DAVALI BANKA DAVANIN REDDİNİ SAVUNDU
Davalı banka ise davanın reddini savunuyor. Yerel Mahkeme; toplanan delillere ve bilirkişi raporuna göre, poliçenin yenilenmemesinde davacının da yüzde 50 oranında kusuru bulunduğu gerekçesi ile davanın kısmen kabulü ile 40 bin 695,95 TL’nin davalı bankadan tahsiline, davalı DASK aleyhine açılan davanın reddine hükmettiğini görüyoruz. Davalı bankanın kararı temyiz etmesi üzerine dosya 17. Yargıtay Dairesine taşınmıştır. Yargıtay 17. Hukuk Dairesi de bankanın temyiz nedenlerini yerinde görmeyerek, Yerel Mahkemenin kararını onamıştır.

“VATANDAŞLAR POLİÇENİN GEÇERLİLİK TARİHLERİNE DİKKAT ETMELİ”

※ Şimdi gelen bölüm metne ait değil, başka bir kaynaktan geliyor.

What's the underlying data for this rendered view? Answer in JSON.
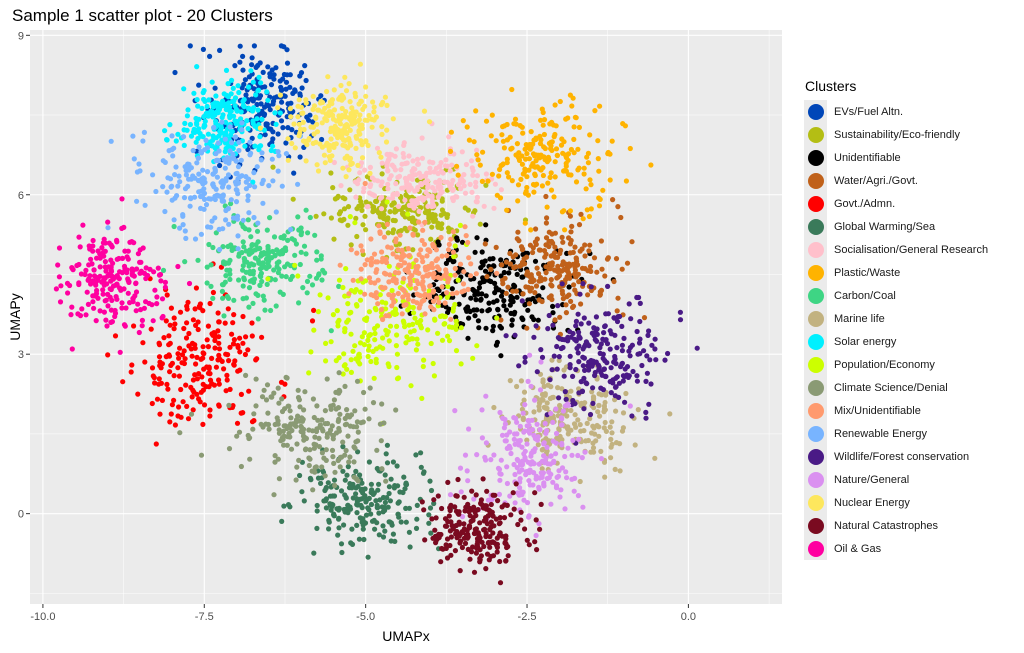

Kararda vurgulandığı üzere; deprem sigortası yaptıran kimselere poliçe sürelerinin bittiği, sona erdiği banka tarafından hatırlatılmalıdır. Bu hususun banka tarafından hatırlatılmamasını yargı makamları kusur olarak görmekte ve tazminata mahkûm etmektedir. Yerel Mahkemenin kabulüne göre; banka yüzde yüz kusurlu olmayıp, poliçe süresi bitmesine rağmen deprem sigortasını yenilemeyen tüketici de kusurludur. Bu sebeple bireyler de kendi deprem sigorta sürelerine, poliçenin geçerlilik tarihlerine dikkat etmelidirler. Deprem sigortasında poliçe süresinin bitmesine rağmen; sigortanın yenilenmesi hususunda kendilerine bildirim ve ihtar yapılmayan kimseler bu sebeple bir zararları doğmuş ise mahkemeye başvurarak tazminat talep edebilirler. Karar Yargıtay denetiminden geçerek kesinleştiği için, emsal nitelik taşımaktadır.”